Inclusion and exclusion criteria

The following is a list of the inclusion criteria for this study:

a)

Adults with CKD stages 3–4 (defined as glomerular filtration rate of 15–59 ml/min/173 m.2, with evidence of kidney damage)

b)

Aged ≥ 18 years

c)

Able to understand, speak and read the Malay language

Additionally, the participants must not have participated in cognitive debriefing and not have been diagnosed with pre-existing cognitive/vision impairment or serious illness (cancer, stroke or dementia).

Sample size

In light of the psychometric properties analysis, the sample size was based on the 1:10 ratio for each item [25, 33], signifying that 290 participants were needed for this study because the MCKD-SM is composed of 29 items. After considering 20% incomplete responses, 363 (290/0.8) participants were invited to participate in this study. In the two-week intra-rater test–retest testing, at least 50 participants were re-invited to participate [33].

Data collection and procedure

Data collection was conducted between June 2019 and September 2020. Eligible participants were identified by researchers at the nephrology clinic and recruited using consecutive sampling. After obtaining informed consent from the participants, self-administered instruments on the MCKD-SM, KiKS and SEMCD instrument were distributed to the participants. Demographic data from the participants (gender, age, marital status, ethnicity, employment status, and academic background) were captured in a quiet room located at the clinic. Other medical information, including CKD stages, was gathered from their medical records. Retesting was performed two weeks later.

Statistical analysis

The gathered data were analysed using the Statistical Package for Social Science (SPSS) version 25.0 (SPSS, Chicago, IL) and FACTOR (10.10.02) software [30]. Descriptive statistics were generated for individual item scores and demographic data. There were no missing data since the principal investigator and research assistants were present to ensure that all participants answered all the items. Any incomplete questionnaires were asked about and clarified by the participants to obtain their responses. The EFA was deployed using principal component analysis, a crucial aspect of tool development, to ensure the content and number of factors in the initial items set.

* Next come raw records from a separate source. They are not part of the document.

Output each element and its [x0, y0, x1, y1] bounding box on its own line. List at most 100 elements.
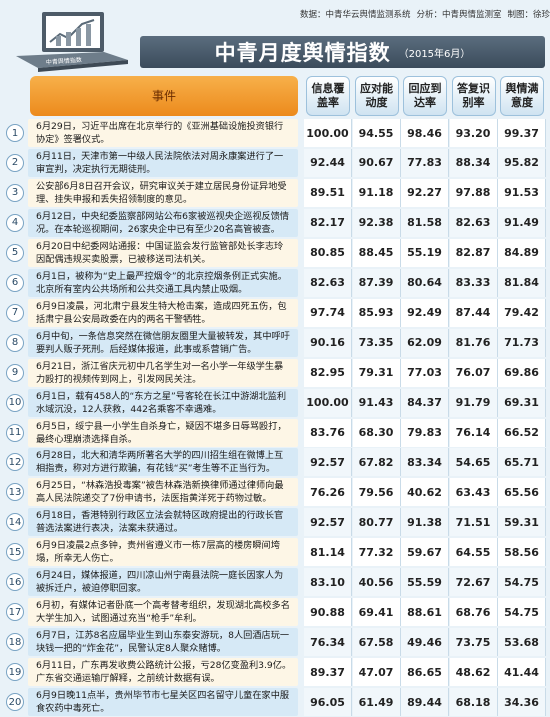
index-value: 82.95 [304, 358, 352, 387]
index-value: 76.14 [449, 418, 498, 447]
index-value: 88.34 [449, 148, 498, 177]
index-value: 61.49 [352, 688, 401, 717]
table-row: 9 6月21日，浙江省庆元初中几名学生对一名小学一年级学生暴力殴打的视频传到网上，… [6, 358, 546, 387]
index-value: 82.63 [449, 208, 498, 237]
table-row: 6 6月1日，被称为“史上最严控烟令”的北京控烟条例正式实施。北京所有室内公共场所… [6, 268, 546, 297]
row-number: 3 [6, 183, 24, 202]
table-row: 19 6月11日，广东再发收费公路统计公报，亏28亿变盈利3.9亿。广东省交通运输… [6, 658, 546, 687]
index-value: 94.55 [352, 119, 401, 147]
credit-data: 数据：中青华云舆情监测系统 [300, 10, 411, 20]
index-value: 92.38 [352, 208, 401, 237]
event-text: 6月12日，中央纪委监察部网站公布6家被巡视央企巡视反馈情况。在本轮巡视期间，2… [28, 208, 298, 237]
row-number: 2 [6, 153, 24, 172]
event-text: 6月7日，江苏8名应届毕业生到山东泰安游玩，8人回酒店玩一块钱一把的“炸金花”，… [28, 628, 298, 657]
index-value: 91.38 [401, 508, 449, 537]
index-value: 48.62 [449, 658, 498, 687]
row-number: 4 [6, 213, 24, 232]
table-row: 14 6月18日，香港特别行政区立法会就特区政府提出的行政长官普选法案进行表决，法… [6, 508, 546, 537]
table-row: 8 6月中旬，一条信息突然在微信朋友圈里大量被转发，其中呼吁要判人贩子死刑。后经媒… [6, 328, 546, 357]
index-value: 90.16 [304, 328, 352, 357]
title-banner: 中青月度舆情指数 （2015年6月） [140, 36, 545, 68]
row-number: 6 [6, 273, 24, 292]
event-text: 6月1日，被称为“史上最严控烟令”的北京控烟条例正式实施。北京所有室内公共场所和… [28, 268, 298, 297]
row-number: 8 [6, 333, 24, 352]
index-value: 65.71 [498, 448, 546, 477]
index-value: 90.67 [352, 148, 401, 177]
index-value: 80.64 [401, 268, 449, 297]
index-value: 59.67 [401, 538, 449, 567]
index-value: 93.20 [449, 119, 498, 147]
table-row: 15 6月9日凌晨2点多钟，贵州省遵义市一栋7层高的楼房瞬间垮塌，所幸无人伤亡。 8… [6, 538, 546, 567]
index-value: 55.19 [401, 238, 449, 267]
index-value: 80.85 [304, 238, 352, 267]
index-value: 63.43 [449, 478, 498, 507]
credit-drawing: 制图：徐珍珍 [507, 10, 550, 20]
index-value: 90.88 [304, 598, 352, 627]
index-value: 40.56 [352, 568, 401, 597]
index-value: 99.37 [498, 119, 546, 147]
index-value: 66.52 [498, 418, 546, 447]
index-value: 73.35 [352, 328, 401, 357]
index-value: 82.17 [304, 208, 352, 237]
index-value: 68.76 [449, 598, 498, 627]
index-value: 83.34 [401, 448, 449, 477]
index-value: 71.51 [449, 508, 498, 537]
column-header: 信息覆盖率 [306, 76, 350, 116]
row-number: 7 [6, 303, 24, 322]
event-text: 6月25日，“林森浩投毒案”被告林森浩新换律师通过律师向最高人民法院递交了7份申… [28, 478, 298, 507]
table-row: 7 6月9日凌晨，河北肃宁县发生特大枪击案，造成四死五伤，包括肃宁县公安局政委在内… [6, 298, 546, 327]
index-value: 80.77 [352, 508, 401, 537]
column-header: 答复识别率 [451, 76, 496, 116]
index-value: 69.41 [352, 598, 401, 627]
index-value: 84.37 [401, 388, 449, 417]
index-value: 88.61 [401, 598, 449, 627]
event-text: 6月5日，绥宁县一小学生自杀身亡，疑因不堪多日辱骂殴打，最终心理崩溃选择自杀。 [28, 418, 298, 447]
index-value: 79.42 [498, 298, 546, 327]
row-number: 19 [6, 663, 24, 682]
event-text: 6月9日凌晨2点多钟，贵州省遵义市一栋7层高的楼房瞬间垮塌，所幸无人伤亡。 [28, 538, 298, 567]
event-text: 公安部6月8日召开会议，研究审议关于建立居民身份证异地受理、挂失申报和丢失招领制… [28, 178, 298, 207]
index-value: 92.27 [401, 178, 449, 207]
index-value: 82.87 [449, 238, 498, 267]
table-row: 18 6月7日，江苏8名应届毕业生到山东泰安游玩，8人回酒店玩一块钱一把的“炸金花… [6, 628, 546, 657]
event-text: 6月28日，北大和清华两所著名大学的四川招生组在微博上互相指责，称对方进行欺骗，… [28, 448, 298, 477]
index-value: 92.57 [304, 448, 352, 477]
index-value: 79.31 [352, 358, 401, 387]
event-text: 6月11日，天津市第一中级人民法院依法对周永康案进行了一审宣判，决定执行无期徒刑… [28, 148, 298, 177]
table-row: 2 6月11日，天津市第一中级人民法院依法对周永康案进行了一审宣判，决定执行无期徒… [6, 148, 546, 177]
index-value: 81.84 [498, 268, 546, 297]
subtitle: （2015年6月） [398, 48, 471, 60]
row-number: 14 [6, 513, 24, 532]
index-value: 92.44 [304, 148, 352, 177]
event-text: 6月9日晚11点半，贵州毕节市七星关区四名留守儿童在家中服食农药中毒死亡。 [28, 688, 298, 717]
index-value: 54.75 [498, 598, 546, 627]
index-value: 67.82 [352, 448, 401, 477]
index-value: 59.31 [498, 508, 546, 537]
index-value: 40.62 [401, 478, 449, 507]
index-value: 81.76 [449, 328, 498, 357]
index-value: 89.44 [401, 688, 449, 717]
index-value: 79.83 [401, 418, 449, 447]
index-value: 34.36 [498, 688, 546, 717]
index-value: 88.45 [352, 238, 401, 267]
column-header: 回应到达率 [403, 76, 447, 116]
table-row: 20 6月9日晚11点半，贵州毕节市七星关区四名留守儿童在家中服食农药中毒死亡。 9… [6, 688, 546, 717]
index-value: 83.10 [304, 568, 352, 597]
index-value: 55.59 [401, 568, 449, 597]
row-number: 5 [6, 243, 24, 262]
column-header: 应对能动度 [354, 76, 399, 116]
event-text: 6月18日，香港特别行政区立法会就特区政府提出的行政长官普选法案进行表决，法案未… [28, 508, 298, 537]
row-number: 10 [6, 393, 24, 412]
index-value: 86.65 [401, 658, 449, 687]
index-value: 58.56 [498, 538, 546, 567]
index-value: 68.18 [449, 688, 498, 717]
index-value: 71.73 [498, 328, 546, 357]
table-row: 10 6月1日，载有458人的“东方之星”号客轮在长江中游湖北监利水域沉没，12人… [6, 388, 546, 417]
event-text: 6月24日，媒体报道，四川凉山州宁南县法院一庭长因家人为被拆迁户，被迫停职回家。 [28, 568, 298, 597]
index-value: 100.00 [304, 119, 352, 147]
index-value: 76.07 [449, 358, 498, 387]
event-text: 6月1日，载有458人的“东方之星”号客轮在长江中游湖北监利水域沉没，12人获救… [28, 388, 298, 417]
index-value: 73.75 [449, 628, 498, 657]
index-value: 68.30 [352, 418, 401, 447]
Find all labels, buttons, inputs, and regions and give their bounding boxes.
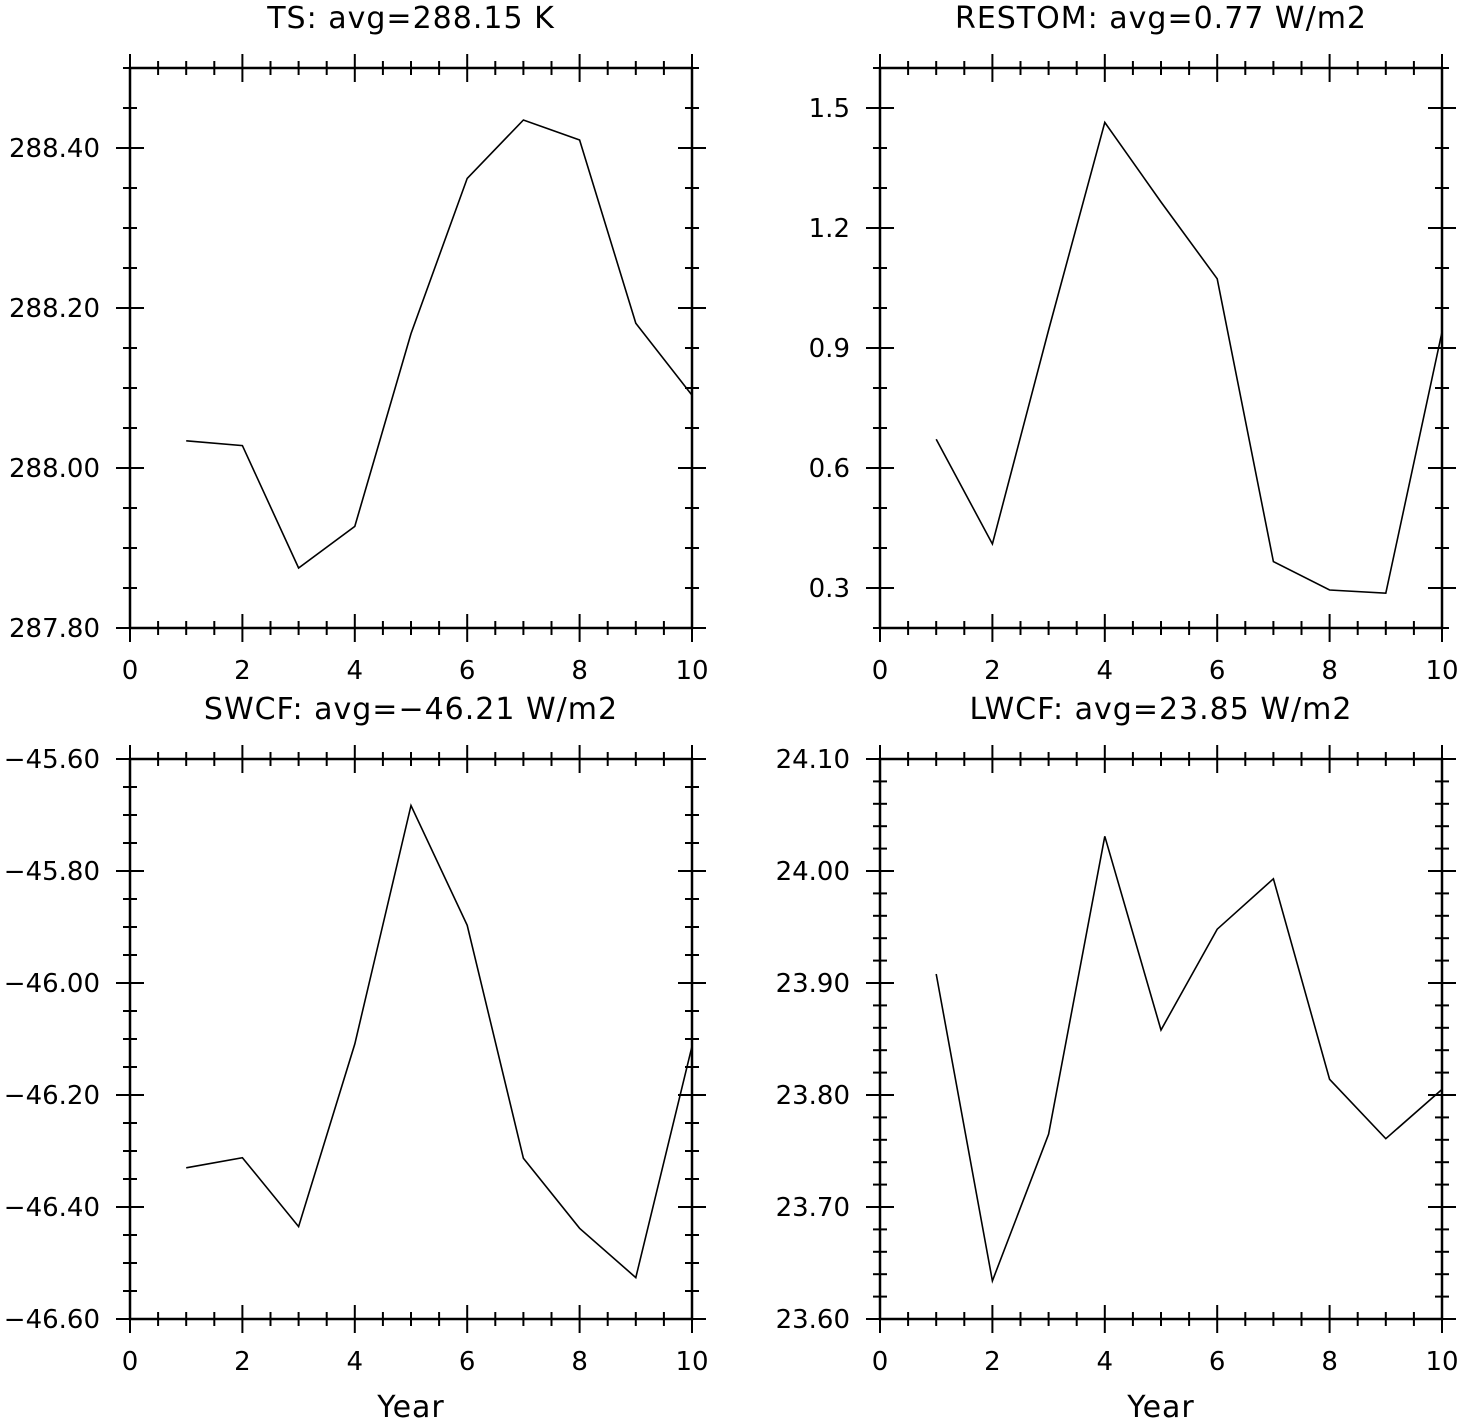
series-line: [935, 836, 1443, 1284]
y-tick-label: 288.00: [9, 454, 100, 484]
x-tick-label: 6: [459, 656, 476, 686]
y-tick-label: 24.00: [776, 857, 850, 887]
x-tick-label: 6: [459, 1347, 476, 1377]
y-tick-label: 23.80: [776, 1081, 850, 1111]
y-tick-label: −46.40: [4, 1193, 100, 1223]
chart-title: LWCF: avg=23.85 W/m2: [970, 692, 1353, 727]
tick-labels: 0 2 4 6 8 10 −46.60 −46.40 −46.20 −46.00 −45.80 −45…: [4, 745, 709, 1377]
y-tick-label: 23.60: [776, 1305, 850, 1335]
series-group: [186, 119, 693, 570]
x-tick-label: 10: [675, 1347, 708, 1377]
y-tick-label: −45.80: [4, 857, 100, 887]
tick-labels: 0 2 4 6 8 10 287.80 288.00 288.20 288.40: [9, 134, 709, 686]
y-tick-label: 288.20: [9, 294, 100, 324]
y-tick-label: −46.20: [4, 1081, 100, 1111]
x-tick-label: 8: [1321, 1347, 1338, 1377]
x-tick-label: 4: [1097, 656, 1114, 686]
chart-title: RESTOM: avg=0.77 W/m2: [955, 1, 1367, 36]
chart-title: SWCF: avg=−46.21 W/m2: [204, 692, 618, 727]
tick-labels: 0 2 4 6 8 10 0.3 0.6 0.9 1.2 1.5: [809, 94, 1458, 686]
chart-title: TS: avg=288.15 K: [266, 1, 555, 36]
y-tick-label: −45.60: [4, 745, 100, 775]
x-tick-label: 0: [122, 1347, 139, 1377]
x-tick-label: 0: [872, 1347, 889, 1377]
plot-frame: [878, 757, 1444, 1321]
y-tick-label: −46.60: [4, 1305, 100, 1335]
x-tick-label: 6: [1209, 656, 1226, 686]
series-line: [935, 120, 1443, 595]
tick-marks: [866, 54, 1456, 642]
panel-swcf: SWCF: avg=−46.21 W/m2 0 2 4 6 8 10 −46.60 −46.4…: [4, 692, 709, 1419]
tick-labels: 0 2 4 6 8 10 23.60 23.70 23.80 23.90 24.00 24.10: [776, 745, 1458, 1377]
y-tick-label: 24.10: [776, 745, 850, 775]
x-tick-label: 10: [1425, 1347, 1458, 1377]
tick-marks: [866, 745, 1456, 1333]
y-tick-label: 0.6: [809, 454, 850, 484]
x-tick-label: 6: [1209, 1347, 1226, 1377]
x-tick-label: 2: [984, 1347, 1001, 1377]
x-tick-label: 4: [347, 656, 364, 686]
x-tick-label: 4: [1097, 1347, 1114, 1377]
x-tick-label: 4: [347, 1347, 364, 1377]
x-tick-label: 2: [234, 1347, 251, 1377]
x-tick-label: 0: [872, 656, 889, 686]
tick-marks: [116, 54, 706, 642]
tick-marks: [116, 745, 706, 1333]
y-tick-label: 288.40: [9, 134, 100, 164]
plot-frame: [128, 66, 694, 630]
series-line: [186, 803, 693, 1280]
panel-ts: TS: avg=288.15 K 0 2 4 6 8 10 287.80 288.00 288.…: [9, 1, 709, 686]
x-tick-label: 2: [984, 656, 1001, 686]
series-group: [935, 836, 1443, 1284]
panel-restom: RESTOM: avg=0.77 W/m2 0 2 4 6 8 10 0.3 0.6 0.9 1.…: [809, 1, 1458, 686]
series-group: [186, 803, 693, 1280]
series-group: [935, 120, 1443, 595]
x-tick-label: 10: [675, 656, 708, 686]
x-tick-label: 8: [1321, 656, 1338, 686]
x-tick-label: 8: [571, 656, 588, 686]
x-tick-label: 10: [1425, 656, 1458, 686]
plot-frame: [878, 66, 1444, 630]
y-tick-label: 0.3: [809, 574, 850, 604]
y-tick-label: 23.70: [776, 1193, 850, 1223]
y-tick-label: −46.00: [4, 969, 100, 999]
plot-frame: [128, 757, 694, 1321]
y-tick-label: 1.5: [809, 94, 850, 124]
x-tick-label: 8: [571, 1347, 588, 1377]
x-axis-label: Year: [1126, 1390, 1195, 1419]
panel-lwcf: LWCF: avg=23.85 W/m2 0 2 4 6 8 10 23.60 23.70 23…: [776, 692, 1458, 1419]
y-tick-label: 1.2: [809, 214, 850, 244]
series-line: [186, 119, 693, 570]
x-axis-label: Year: [376, 1390, 445, 1419]
y-tick-label: 0.9: [809, 334, 850, 364]
y-tick-label: 287.80: [9, 614, 100, 644]
x-tick-label: 0: [122, 656, 139, 686]
x-tick-label: 2: [234, 656, 251, 686]
y-tick-label: 23.90: [776, 969, 850, 999]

The KMO test and Bartlett’s test of sphericity were also executed.

The retained factors were determined using the following criteria: scree plot, theoretical interpretability of the resulting factor structure and eigenvalues > 1. Next, the items were chosen based on the following four criteria: conceptual coherence of items with individual factor, factor loading > 0.3 [37], no cross-factor loaded items and minimum factor membership of three items. Afterward, the internal consistency of the MCKD-SM was determined based on Cronbach’s α. Test–retest reliability was determined using the ICC with receipt of the completed retest instrument. As for hypotheses testing for construct validity, Pearson correlations among CKD self-management behaviour, kidney disease knowledge and self-efficacy were ascertained, as all scores displayed a normal distribution.